Following Thursday's testimony in which Skeem went on the offensive for what she perceived had been a "character assassination" by the government's expert witnesses, Tolman pointed out to her that she is not the victim in the case.
"As far as I know, we (the defense) have not slung the same kind of mud," Skeem fired back. "I am surprised by what has happened here."
Tolman also attempted to get Skeem to admit that it is possible for even professionals to be misled by patients being evaluated for competency.
"It's possible to be fooled. … I don't think it happened here," Skeem said. "I don't think I got this one wrong. It's possible, but I think it is highly unlikely."

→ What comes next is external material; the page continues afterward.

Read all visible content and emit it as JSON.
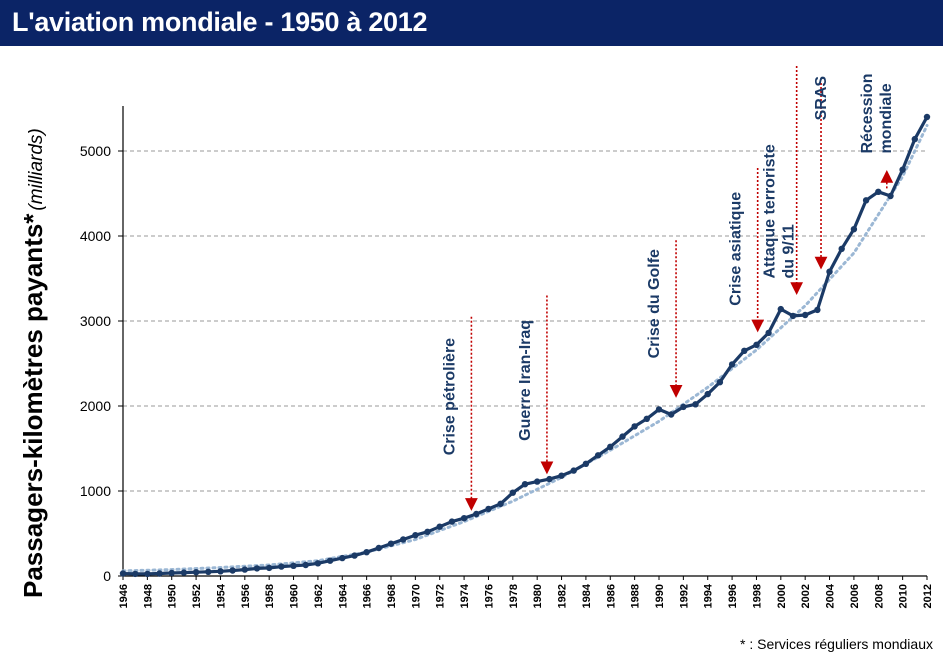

Skeem said that Mitchell's delusions were present during both of her evaluations. But she stressed to the court that the conclusions of her evaluations were "much less important than the data and the reasonings" that went into the reports.
Skeem showed several charts and referred to many prior studies during her testimony to establish a scientific reason why she believed Mitchell was delusional when she finished her second report in 2005. She said content was not the important part of Mitchell's delusions.
"It's not so much what you believe, it's how you believe it," she said.
Skeem did not issue a current opinion on Mitchell's competency for his current federal hearing, noting that was not part of the scope of why she was hired by the defense team.
During rebuttal testimony, Dr. Michael Welner was brought back to the stand to testify that Mitchell could be a street preacher or appear as a regular person, depending on the appropriate situation and how it might benefit him.
"Brian Mitchell, when all is said and done, is a street performer," he said. "In Salt Lake City, being Jesus is good for business if you're panhandling."
Mitchell, for the seventh day in a row, refused to come out of his holding cell to attend the hearing.